Khar et la famille Chadrabaal

25/04/2017

À chaque catastrophe où j’interviens, je remarque un animal dont l’histoire résume celle de tous les animaux tenaillés par la faim, la peur et l’itinérance.

«La vue de Khar, si proche de la mort me fendait le cœur. Quand il ne veillait pas sa petite sœur, il tournait en rond, sans but, et se faisait bousculer à l’heure des repas»

Par Scott Cantin, Responsable mondial des communications d’urgence

En Mongolie, j’ai rencontré Khar (Noir), un petit chevreau famélique. Il était faible et extrêmement émacié. Il respirait avec difficulté. La première fois que je l’ai vu, il se tenait seul, à l’écart des autres animaux. En m’approchant, j’ai constaté qu’il veillait le cadavre d’une autre chèvre. Cette petite femelle, sa sœur, s’appelait Tugal. Elle venait de mourir juste avant notre arrivée.

Khar appartient à la famille Chadrabaal, des éleveurs nomades du canton d’Ulaan-Uul, dans la province de Khovsgol. Leur troupeau compte 500 chèvres et moutons, 10 chevaux et 100 bovins, dont des vaches, des yaks et des « khainag » (un croisement entre yak et vache).
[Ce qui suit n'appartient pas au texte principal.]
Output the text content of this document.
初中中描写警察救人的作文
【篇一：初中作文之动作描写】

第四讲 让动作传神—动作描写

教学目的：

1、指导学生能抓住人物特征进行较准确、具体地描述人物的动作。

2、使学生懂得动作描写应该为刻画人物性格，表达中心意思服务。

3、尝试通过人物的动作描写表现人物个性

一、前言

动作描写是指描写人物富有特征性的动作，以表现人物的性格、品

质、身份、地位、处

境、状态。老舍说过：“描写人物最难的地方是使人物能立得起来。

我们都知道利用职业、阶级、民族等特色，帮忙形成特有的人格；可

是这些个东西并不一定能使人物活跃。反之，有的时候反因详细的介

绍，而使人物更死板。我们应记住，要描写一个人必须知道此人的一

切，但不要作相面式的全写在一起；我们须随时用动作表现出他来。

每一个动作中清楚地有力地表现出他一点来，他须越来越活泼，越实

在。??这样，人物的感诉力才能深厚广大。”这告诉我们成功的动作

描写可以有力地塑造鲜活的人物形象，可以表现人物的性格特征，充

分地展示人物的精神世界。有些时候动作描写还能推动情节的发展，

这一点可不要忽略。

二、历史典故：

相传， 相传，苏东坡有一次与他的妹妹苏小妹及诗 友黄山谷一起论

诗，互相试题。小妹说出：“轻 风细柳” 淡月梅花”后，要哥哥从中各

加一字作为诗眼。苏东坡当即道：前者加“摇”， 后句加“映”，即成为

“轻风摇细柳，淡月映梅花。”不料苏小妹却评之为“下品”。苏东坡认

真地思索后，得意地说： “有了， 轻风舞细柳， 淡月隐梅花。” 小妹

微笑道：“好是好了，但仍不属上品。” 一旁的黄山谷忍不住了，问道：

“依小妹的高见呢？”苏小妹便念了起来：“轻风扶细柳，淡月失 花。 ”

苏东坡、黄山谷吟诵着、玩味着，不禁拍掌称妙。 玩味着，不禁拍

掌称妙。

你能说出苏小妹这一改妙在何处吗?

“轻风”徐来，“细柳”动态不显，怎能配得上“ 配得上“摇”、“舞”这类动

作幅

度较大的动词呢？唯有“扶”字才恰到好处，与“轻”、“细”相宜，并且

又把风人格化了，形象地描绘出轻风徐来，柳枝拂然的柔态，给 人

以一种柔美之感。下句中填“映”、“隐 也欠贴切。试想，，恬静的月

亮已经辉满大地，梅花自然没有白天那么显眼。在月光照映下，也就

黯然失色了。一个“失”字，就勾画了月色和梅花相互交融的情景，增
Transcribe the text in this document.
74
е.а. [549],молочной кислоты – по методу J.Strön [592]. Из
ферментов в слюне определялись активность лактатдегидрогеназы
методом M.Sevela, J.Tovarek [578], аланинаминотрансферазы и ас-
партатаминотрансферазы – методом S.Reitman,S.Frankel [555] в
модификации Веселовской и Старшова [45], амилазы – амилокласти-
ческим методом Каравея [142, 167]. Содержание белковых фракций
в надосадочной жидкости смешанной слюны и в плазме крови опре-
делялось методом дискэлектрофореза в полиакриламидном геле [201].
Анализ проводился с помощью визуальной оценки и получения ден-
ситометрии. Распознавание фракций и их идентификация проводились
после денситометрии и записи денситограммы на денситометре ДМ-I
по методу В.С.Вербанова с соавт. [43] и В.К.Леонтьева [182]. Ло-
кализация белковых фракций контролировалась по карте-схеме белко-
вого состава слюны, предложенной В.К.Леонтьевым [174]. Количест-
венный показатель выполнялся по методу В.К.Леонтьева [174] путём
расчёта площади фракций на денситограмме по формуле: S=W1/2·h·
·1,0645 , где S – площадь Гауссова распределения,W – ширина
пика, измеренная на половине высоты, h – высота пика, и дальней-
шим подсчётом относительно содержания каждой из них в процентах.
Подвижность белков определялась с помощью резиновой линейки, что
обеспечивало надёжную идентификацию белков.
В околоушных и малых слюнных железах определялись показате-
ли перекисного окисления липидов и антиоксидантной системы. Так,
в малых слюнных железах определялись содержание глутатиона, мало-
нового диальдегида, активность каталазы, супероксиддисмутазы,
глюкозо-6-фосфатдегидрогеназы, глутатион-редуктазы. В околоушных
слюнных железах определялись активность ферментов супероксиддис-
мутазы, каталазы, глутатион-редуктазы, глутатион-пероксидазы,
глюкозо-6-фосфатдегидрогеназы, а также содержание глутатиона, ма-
The story of Khar and the Chadrabaal family

À quelques pas de la maison, une nuée de vautours et de corbeaux fouillaient les carcasses des animaux qui n’avaient pas survécu à l’hiver. Lkhagvai Chadrabaal disait avoir perdu 10 vaches et quelques chèvres cette année. Leurs moutons et leurs chèvres semblent survivre plus facilement, car ils sont plus petits et peuvent passer les nuits de froid intense dans les gers (tentes).

Le matin de notre visite, nous nous sommes levés avant l’aube. Dehors, nous respirions avec difficulté, tant le froid était intense. Et il ne s’agissait que du court instant entre la chaleur du ger et l’intérieur du Land Rover. Si ces quelques secondes étaient à ce point pénibles en habits d’hiver, comment ces animaux exposés aux quatre vents survivaient-ils, nuit après nuit?

La vue de Khar, si proche de la mort me fendait le cœur. Quand il ne veillait pas sa petite sœur, il tournait en rond, sans but, et se faisait bousculer à l’heure des repas.

L’oncle de Lkhagvai, Batsaa, chef de clan et éleveur depuis toujours, a admis ne pas avoir suffisamment de vivres pour passer l’hiver, qui durait beaucoup trop longtemps. Les animaux faiblissaient et pour certains, le temps était compté. Nous savions qu’il fallait faire quelque chose pour cette famille et ces animaux.

Nous leur avons fourni des vivres et du fourrage d’urgence. Pour les Chadrabaal, cela allait permettre à leurs animaux de survivre jusqu’à ce que l’herbe repousse. J’ai prié Lkhagvai de veiller sur Khar, de s’assurer que les autres animaux ne l’empêchent pas de manger et de boire, le temps qu’il reprenne des forces. Visiblement soulagé de voir l’avenir de ses animaux mieux assuré, il a souri et m’a répondu qu’il ferait de son mieux.

Nous gardons le contact avec les Chandrabaal, et j’espère bientôt pouvoir vous annoncer le rétablissement de Khar.